前前后后,怕还有一些诡异的事情与她卫锦相关呢。
虽不知她到底怎么又到了卫锦的身上,身体原主的昭华郡主又到底还在不在,卫起对卫锦的态度是不是与此刻的卫锦有关,那都是不要紧的事情了。
当初周兼一口咬定周博之事与自己有关,约莫也与卫锦的胡作非为有点关系。
说到底,宋仪并不否认周兼的才华和判断。
只是……
那又怎样?
说到底,还是周兼对不起自己罢了。
时机已经渐渐成熟,宋仪不想再等了。
卫锦曾做过那么多的事情,这时候也该叫她知道,她能做的事情,旁人也能做,并且能做得更绝。
这世上,从没有不付出代价就能得到的东西。
那两年间,卫锦轻轻松松,从从容容,却给宋仪留下了一大堆烂摊子,现在却到了宋仪收账的时候。
她本该是个睚眦必报的人,断断不会放过卫锦。
平和的眼神之中,蕴蓄着一种难言的杀机,宋仪面上淡静至极:“陆二公子可考虑好了。”
“无利不起早,可是有利可图,陆某为何不做?”
陆无缺虽没陆无咎那般的厉害,可在商人这一块依旧不简单。
芙蓉斋原本只是个香料铺子,只是因为里面的东西实在漂亮,并且总是有新的东西出现,那铺子竟然是越开越多,以京城芙蓉斋为中心,渐渐向着四周扩散,如今到江南都有芙蓉斋的出现。
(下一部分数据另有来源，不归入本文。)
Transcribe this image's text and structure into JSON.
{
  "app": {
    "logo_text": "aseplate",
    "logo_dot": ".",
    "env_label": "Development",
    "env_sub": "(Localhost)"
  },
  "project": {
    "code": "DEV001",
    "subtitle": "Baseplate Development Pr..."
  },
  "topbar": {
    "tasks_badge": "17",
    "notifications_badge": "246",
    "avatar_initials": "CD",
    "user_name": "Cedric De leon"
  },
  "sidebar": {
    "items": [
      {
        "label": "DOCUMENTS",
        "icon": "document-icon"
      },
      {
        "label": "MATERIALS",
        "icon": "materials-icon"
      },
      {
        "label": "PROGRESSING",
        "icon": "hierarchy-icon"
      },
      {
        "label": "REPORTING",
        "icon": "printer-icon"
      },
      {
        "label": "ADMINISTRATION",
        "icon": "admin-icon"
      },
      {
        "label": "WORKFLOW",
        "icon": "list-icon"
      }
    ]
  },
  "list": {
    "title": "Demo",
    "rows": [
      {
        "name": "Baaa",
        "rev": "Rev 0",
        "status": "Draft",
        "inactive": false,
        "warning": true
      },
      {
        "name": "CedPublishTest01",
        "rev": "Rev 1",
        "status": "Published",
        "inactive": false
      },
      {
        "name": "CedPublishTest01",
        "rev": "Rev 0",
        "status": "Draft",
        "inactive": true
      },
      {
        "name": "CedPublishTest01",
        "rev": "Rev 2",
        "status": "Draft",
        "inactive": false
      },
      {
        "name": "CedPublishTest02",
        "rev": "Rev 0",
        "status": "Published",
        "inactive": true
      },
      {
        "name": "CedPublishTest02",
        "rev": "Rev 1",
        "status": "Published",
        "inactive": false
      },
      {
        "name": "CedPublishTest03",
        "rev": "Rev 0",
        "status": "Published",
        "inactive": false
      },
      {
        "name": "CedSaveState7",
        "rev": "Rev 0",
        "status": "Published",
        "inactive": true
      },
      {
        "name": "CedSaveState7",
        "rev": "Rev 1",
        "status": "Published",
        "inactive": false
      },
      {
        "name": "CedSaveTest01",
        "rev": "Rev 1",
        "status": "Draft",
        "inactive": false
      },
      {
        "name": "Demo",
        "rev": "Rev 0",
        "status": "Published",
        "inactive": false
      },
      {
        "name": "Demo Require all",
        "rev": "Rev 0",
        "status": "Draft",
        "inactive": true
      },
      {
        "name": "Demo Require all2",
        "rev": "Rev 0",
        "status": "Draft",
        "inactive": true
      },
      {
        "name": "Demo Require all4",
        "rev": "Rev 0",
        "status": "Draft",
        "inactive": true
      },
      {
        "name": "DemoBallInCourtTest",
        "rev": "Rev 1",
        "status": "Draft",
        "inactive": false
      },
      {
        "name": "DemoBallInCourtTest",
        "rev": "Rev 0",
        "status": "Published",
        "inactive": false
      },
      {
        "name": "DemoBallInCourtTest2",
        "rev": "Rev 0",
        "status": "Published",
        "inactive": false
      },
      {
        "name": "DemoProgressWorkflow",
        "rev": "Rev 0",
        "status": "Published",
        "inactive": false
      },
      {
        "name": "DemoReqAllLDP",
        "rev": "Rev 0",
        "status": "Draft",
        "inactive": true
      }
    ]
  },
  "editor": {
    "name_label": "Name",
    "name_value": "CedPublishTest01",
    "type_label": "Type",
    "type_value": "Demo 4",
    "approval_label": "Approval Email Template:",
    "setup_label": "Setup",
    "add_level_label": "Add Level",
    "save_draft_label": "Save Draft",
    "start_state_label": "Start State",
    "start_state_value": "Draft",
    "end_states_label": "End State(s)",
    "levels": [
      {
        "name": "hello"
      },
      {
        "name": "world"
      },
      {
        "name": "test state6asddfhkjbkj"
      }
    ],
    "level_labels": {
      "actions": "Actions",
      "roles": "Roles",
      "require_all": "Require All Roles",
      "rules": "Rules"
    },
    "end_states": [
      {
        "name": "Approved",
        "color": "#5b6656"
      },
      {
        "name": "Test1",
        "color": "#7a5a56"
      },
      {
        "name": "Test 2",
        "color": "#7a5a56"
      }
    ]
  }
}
兴许是因为背后的主人是卫锦,所以这两年来,一直没有人能越过芙蓉斋去。
可是今天,宋仪给了一个契机。
与芙蓉斋所有香料一样的香谱,甚至是更漂亮更上乘的香谱,摆在了陆无缺的面前,同时还有一些别的生意上的好点子,直叫陆无缺有些惊叹于宋仪的头脑。
不过他更好奇,宋仪这东西是哪里来的。
只是他也知道,这话绝不能问。
若能一举击溃芙蓉斋,怕也是很大的一笔利益。更何况,陆家原本就是底蕴深厚,各大商行开到大江南北去,真要做,芙蓉斋垮掉不过是个时间的早晚问题。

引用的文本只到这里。